Jedem der 15 Kapitel stellt die Autorin eine Einladungskarte voran – zu Kurts Pensionsfeier, einer sommerlichen Open-Air-Lesung, zur Baby-Shower der besten Freundin. Diese festlichen Unterbrechungen des Alltags nimmt Klemm zum Anlass, sich in die Bewusstseinsströme von Mutter und Tochter einzuklinken und sie punktuell zu verdichten: bei Franziska gehetzt bis zur Atemlosigkeit, bei Elisabeth mit epischer Gelassenheit.

Perfider Kniff: zwei Erzählperspektiven

Eher beiläufig erfährt man so von den wirklich einschneidenden Ereignissen, etwa Franziskas vorzeitig abgebrochener Schwangerschaft mit einem schwerstbehinderten Mädchen, oder Elisabeths präventivem Besuch bei einer Anwältin, um die Finanzlage im Scheidungsfall einzuschätzen.
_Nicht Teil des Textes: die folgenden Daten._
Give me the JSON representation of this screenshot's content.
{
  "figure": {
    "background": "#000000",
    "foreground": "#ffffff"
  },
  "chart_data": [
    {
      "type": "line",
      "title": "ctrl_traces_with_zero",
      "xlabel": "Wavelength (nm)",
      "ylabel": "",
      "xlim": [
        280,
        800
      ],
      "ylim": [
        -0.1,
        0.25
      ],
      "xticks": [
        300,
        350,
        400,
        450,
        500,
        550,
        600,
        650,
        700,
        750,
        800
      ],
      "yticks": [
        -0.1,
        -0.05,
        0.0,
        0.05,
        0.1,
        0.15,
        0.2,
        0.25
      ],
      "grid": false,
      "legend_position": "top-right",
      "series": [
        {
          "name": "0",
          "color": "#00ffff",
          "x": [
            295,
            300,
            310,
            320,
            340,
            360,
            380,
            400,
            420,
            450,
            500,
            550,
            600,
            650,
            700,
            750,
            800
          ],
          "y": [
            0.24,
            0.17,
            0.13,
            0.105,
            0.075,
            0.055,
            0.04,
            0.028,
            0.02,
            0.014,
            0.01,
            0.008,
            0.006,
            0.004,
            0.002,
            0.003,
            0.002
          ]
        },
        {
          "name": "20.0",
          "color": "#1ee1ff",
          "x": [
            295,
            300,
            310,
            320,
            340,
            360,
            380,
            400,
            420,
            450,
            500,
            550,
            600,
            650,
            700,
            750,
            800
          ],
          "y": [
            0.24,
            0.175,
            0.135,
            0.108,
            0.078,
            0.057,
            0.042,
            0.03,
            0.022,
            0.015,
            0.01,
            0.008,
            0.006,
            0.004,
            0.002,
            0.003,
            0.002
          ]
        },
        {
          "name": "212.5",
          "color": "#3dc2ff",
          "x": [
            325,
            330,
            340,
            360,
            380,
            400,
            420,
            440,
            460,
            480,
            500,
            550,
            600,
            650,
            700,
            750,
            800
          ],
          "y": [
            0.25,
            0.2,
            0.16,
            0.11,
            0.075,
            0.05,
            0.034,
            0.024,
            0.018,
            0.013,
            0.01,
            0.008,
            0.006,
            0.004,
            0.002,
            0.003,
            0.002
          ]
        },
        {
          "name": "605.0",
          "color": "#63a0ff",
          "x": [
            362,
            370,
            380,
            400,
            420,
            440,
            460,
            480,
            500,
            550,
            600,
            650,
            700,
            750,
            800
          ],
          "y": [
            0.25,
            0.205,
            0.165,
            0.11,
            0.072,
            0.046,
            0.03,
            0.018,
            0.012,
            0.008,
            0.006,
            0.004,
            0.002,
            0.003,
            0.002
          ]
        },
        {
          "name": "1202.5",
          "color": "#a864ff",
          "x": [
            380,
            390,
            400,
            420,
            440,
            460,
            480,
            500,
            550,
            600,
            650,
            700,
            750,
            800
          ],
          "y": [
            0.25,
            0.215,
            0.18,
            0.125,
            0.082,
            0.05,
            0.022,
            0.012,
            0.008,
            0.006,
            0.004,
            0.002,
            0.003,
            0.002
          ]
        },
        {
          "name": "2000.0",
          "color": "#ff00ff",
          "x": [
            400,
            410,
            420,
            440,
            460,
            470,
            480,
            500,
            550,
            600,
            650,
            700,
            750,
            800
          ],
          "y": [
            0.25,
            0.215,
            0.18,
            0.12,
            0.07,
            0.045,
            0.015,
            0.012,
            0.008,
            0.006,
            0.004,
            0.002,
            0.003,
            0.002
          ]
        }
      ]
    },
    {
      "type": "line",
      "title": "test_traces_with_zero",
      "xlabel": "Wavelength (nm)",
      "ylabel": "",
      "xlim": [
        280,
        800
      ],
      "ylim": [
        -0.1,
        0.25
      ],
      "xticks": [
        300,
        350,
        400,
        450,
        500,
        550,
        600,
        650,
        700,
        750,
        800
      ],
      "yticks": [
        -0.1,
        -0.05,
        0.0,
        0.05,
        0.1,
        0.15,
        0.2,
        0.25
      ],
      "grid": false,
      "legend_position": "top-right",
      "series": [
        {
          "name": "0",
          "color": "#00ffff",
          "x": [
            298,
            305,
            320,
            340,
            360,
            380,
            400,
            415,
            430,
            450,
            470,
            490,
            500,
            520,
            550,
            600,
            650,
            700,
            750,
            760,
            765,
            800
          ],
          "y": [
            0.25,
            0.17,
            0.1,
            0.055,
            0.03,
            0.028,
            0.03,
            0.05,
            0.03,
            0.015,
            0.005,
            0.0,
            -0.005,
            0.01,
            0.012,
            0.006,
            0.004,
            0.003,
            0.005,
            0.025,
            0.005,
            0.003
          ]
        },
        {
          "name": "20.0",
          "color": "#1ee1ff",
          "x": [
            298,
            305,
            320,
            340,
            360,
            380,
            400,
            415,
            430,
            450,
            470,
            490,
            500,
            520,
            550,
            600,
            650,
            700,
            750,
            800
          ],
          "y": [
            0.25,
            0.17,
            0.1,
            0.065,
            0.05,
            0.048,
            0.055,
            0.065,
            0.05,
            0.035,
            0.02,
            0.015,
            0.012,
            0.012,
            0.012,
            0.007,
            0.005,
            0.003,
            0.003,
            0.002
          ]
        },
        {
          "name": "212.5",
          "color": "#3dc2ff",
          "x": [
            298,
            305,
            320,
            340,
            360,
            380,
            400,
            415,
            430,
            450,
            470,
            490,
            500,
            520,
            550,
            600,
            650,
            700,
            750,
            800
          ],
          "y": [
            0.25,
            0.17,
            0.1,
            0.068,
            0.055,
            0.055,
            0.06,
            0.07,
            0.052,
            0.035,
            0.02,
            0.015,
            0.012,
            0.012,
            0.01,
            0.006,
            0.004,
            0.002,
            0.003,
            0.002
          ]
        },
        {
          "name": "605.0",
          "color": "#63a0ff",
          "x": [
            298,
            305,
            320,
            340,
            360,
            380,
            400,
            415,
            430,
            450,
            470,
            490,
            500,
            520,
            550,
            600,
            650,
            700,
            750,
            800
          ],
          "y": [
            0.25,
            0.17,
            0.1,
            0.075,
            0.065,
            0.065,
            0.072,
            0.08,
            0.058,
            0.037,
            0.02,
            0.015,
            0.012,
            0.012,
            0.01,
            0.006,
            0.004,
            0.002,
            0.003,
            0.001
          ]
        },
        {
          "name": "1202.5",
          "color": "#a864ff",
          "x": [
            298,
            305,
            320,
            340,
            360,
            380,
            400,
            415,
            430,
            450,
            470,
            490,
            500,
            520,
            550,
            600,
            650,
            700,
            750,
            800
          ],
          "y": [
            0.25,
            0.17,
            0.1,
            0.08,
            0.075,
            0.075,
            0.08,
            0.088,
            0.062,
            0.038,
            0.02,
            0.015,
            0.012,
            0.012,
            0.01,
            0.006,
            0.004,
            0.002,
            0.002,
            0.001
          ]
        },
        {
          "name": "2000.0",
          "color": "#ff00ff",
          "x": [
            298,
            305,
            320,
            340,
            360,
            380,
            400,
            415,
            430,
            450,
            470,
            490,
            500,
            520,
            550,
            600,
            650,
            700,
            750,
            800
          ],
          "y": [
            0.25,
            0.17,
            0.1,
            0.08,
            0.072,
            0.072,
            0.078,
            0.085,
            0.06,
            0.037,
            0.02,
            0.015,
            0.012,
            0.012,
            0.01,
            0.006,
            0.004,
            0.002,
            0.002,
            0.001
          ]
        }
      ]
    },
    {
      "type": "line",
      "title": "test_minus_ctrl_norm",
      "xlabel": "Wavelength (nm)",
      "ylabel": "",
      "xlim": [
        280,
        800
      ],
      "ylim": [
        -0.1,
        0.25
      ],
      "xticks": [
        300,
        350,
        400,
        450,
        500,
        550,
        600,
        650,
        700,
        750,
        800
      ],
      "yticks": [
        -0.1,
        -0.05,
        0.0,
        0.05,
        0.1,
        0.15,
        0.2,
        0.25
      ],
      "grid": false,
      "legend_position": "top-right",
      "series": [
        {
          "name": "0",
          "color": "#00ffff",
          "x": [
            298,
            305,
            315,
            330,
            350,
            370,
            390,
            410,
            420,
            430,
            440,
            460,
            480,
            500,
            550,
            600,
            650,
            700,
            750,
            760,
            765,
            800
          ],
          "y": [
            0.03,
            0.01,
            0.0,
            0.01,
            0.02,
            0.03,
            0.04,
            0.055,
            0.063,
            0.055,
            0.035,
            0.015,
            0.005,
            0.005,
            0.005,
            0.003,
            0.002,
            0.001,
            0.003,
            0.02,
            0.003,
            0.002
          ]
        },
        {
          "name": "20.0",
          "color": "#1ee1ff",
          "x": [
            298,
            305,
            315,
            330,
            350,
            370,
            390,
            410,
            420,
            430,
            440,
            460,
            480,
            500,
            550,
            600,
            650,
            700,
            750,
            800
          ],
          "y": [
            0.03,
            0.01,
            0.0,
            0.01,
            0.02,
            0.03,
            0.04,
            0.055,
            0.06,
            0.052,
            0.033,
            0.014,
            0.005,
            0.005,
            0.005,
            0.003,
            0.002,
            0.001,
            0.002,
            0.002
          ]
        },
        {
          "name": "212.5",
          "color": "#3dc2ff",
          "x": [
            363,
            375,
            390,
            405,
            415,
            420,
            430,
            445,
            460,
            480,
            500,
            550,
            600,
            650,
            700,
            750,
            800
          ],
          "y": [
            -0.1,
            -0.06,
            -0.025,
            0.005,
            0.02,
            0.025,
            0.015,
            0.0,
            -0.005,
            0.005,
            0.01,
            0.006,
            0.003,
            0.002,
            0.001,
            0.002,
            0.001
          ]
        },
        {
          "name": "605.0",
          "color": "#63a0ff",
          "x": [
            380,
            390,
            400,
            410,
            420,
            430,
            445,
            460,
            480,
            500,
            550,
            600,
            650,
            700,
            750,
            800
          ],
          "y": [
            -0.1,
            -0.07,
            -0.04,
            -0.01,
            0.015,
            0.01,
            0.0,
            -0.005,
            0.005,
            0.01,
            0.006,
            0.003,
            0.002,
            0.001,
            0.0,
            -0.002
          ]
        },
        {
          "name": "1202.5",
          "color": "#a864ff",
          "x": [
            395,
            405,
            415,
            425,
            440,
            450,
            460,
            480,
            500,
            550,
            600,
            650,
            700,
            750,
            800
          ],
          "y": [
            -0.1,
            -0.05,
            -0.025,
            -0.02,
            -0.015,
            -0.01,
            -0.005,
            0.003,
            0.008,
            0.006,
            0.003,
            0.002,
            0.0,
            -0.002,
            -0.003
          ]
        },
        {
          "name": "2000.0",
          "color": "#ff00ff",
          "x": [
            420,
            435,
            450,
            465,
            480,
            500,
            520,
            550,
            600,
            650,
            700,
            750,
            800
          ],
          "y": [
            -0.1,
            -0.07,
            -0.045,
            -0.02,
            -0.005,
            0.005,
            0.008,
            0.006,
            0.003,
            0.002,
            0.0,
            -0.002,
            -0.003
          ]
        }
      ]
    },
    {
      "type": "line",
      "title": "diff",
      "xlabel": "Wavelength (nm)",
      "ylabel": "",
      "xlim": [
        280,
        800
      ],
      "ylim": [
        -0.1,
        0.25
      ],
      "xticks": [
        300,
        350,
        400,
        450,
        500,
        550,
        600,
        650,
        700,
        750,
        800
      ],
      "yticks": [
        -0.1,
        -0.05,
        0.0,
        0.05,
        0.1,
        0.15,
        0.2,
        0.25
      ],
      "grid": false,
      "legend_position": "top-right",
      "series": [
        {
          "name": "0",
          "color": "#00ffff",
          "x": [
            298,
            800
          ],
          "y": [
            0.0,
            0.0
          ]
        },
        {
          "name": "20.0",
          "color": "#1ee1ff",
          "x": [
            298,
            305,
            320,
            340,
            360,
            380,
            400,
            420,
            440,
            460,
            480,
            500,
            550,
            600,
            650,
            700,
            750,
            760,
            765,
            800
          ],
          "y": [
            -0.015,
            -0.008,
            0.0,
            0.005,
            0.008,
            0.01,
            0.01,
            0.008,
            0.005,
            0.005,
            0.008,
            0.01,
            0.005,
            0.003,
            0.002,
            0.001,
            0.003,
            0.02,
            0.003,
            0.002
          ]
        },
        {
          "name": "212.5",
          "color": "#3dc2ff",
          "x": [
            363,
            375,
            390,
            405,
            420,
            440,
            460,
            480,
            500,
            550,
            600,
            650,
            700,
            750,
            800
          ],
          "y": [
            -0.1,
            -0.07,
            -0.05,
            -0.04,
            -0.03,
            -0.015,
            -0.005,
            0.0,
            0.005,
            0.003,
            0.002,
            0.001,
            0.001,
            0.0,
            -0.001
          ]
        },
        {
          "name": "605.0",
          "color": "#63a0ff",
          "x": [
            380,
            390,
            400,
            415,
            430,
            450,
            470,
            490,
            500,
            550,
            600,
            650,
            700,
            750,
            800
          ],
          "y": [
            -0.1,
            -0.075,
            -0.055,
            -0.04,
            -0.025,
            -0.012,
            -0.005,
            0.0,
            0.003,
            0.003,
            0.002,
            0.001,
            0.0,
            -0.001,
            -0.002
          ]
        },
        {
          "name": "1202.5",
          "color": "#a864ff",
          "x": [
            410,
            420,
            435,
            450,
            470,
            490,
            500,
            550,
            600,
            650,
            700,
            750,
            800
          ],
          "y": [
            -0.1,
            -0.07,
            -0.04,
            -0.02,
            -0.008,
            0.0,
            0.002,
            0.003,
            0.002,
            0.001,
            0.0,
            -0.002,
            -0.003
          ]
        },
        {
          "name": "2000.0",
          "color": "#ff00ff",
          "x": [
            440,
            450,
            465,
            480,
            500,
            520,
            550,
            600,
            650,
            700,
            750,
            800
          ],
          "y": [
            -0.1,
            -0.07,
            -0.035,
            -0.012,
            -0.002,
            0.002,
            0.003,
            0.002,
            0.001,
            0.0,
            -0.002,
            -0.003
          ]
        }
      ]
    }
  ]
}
Und auch wenn Mutter und Tochter kritisch oder gar verächtlich aufeinander blicken, haben sie mehr gemeinsam, als sie ahnen: etwa den vom Ehebeuteschema abweichenden Künstler Jakob, mit dem sie beide schlafen.
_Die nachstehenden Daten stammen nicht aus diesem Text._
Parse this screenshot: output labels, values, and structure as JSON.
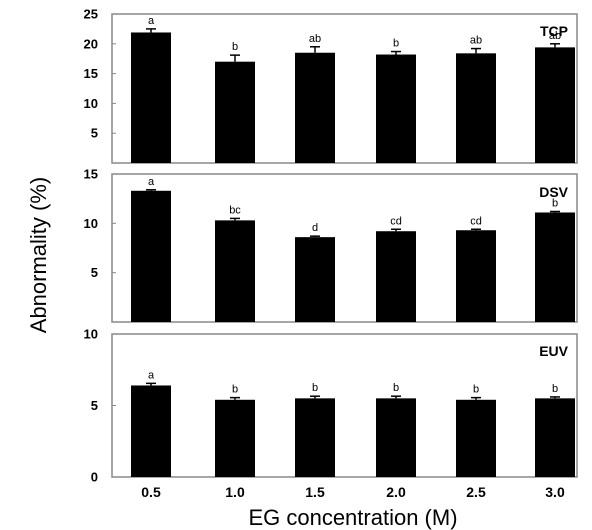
{
  "chart_data": {
    "type": "bar",
    "xlabel": "EG concentration (M)",
    "ylabel": "Abnormality (%)",
    "categories": [
      "0.5",
      "1.0",
      "1.5",
      "2.0",
      "2.5",
      "3.0"
    ],
    "panels": [
      {
        "title": "TCP",
        "ylim": [
          0,
          25
        ],
        "yticks": [
          "5",
          "10",
          "15",
          "20",
          "25"
        ],
        "values": [
          21.9,
          17.0,
          18.5,
          18.2,
          18.4,
          19.4
        ],
        "errors": [
          0.6,
          1.1,
          1.0,
          0.5,
          0.8,
          0.6
        ],
        "letters": [
          "a",
          "b",
          "ab",
          "b",
          "ab",
          "ab"
        ]
      },
      {
        "title": "DSV",
        "ylim": [
          0,
          15
        ],
        "yticks": [
          "5",
          "10",
          "15"
        ],
        "values": [
          13.3,
          10.3,
          8.6,
          9.2,
          9.3,
          11.1
        ],
        "errors": [
          0.1,
          0.2,
          0.1,
          0.2,
          0.1,
          0.1
        ],
        "letters": [
          "a",
          "bc",
          "d",
          "cd",
          "cd",
          "b"
        ]
      },
      {
        "title": "EUV",
        "ylim": [
          0,
          10
        ],
        "yticks": [
          "0",
          "5",
          "10"
        ],
        "values": [
          6.4,
          5.4,
          5.5,
          5.5,
          5.4,
          5.5
        ],
        "errors": [
          0.15,
          0.15,
          0.15,
          0.15,
          0.15,
          0.1
        ],
        "letters": [
          "a",
          "b",
          "b",
          "b",
          "b",
          "b"
        ]
      }
    ]
  }
}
Der perfideste Kniff in „Aberland“ ist jedoch Klemms Entscheidung für zwei verschiedene Erzählperspektiven: Elisabeth erzählt in der ersten Person, Franziska wird aus der dritten geschildert. Ein irritierender, ja paradoxer Tausch, denn die vermeintlich fremdbestimmtere Elisabeth erscheint so als ichsagendes Subjekt; illusionslos, aber ganz bei sich.

Franziska, die so heftig um ihre Integrität ringt, entfernt sich indessen innerlich immer weiter von ihren Nächsten und damit auch sich selbst: „Ich danke mir und ausschließlich mir, dass dieses Studium entgegen allen Widrigkeiten fertig geworden ist“, würde sie am liebsten in der Danksagung ihrer dann doch abgeschlossenen Doktorarbeit schreiben.Einmal, beim Flirt mit Jakob, fühlt sie sich „in ihrer Passivität auf eine fast fossile Weise feminin, was tut sie denn da, mit schiefem Kopf himmelt sie einen Mittsechziger an (…)“. Zum Glück kann die sonst so verkrampfte Franziska in diesem Moment den „fossilen“ Habitus spielerisch nutzen – ihrer Mutter wäre er wohl gar nicht aufgefallen.

Gertraud Klemms kluge feministische Prosa pinselt die versteinerten Überbleibsel überlebter Emotionen und Verhaltensweisen höchst unterhaltsam frei – und zeigt, dass auch das, was als Emanzipationsfortschritt gilt, seinen Preis hat.

Gertraud Klemm: Aberland. Roman. Droschl Verlag, Graz 2015. 184 Seiten, 19 €.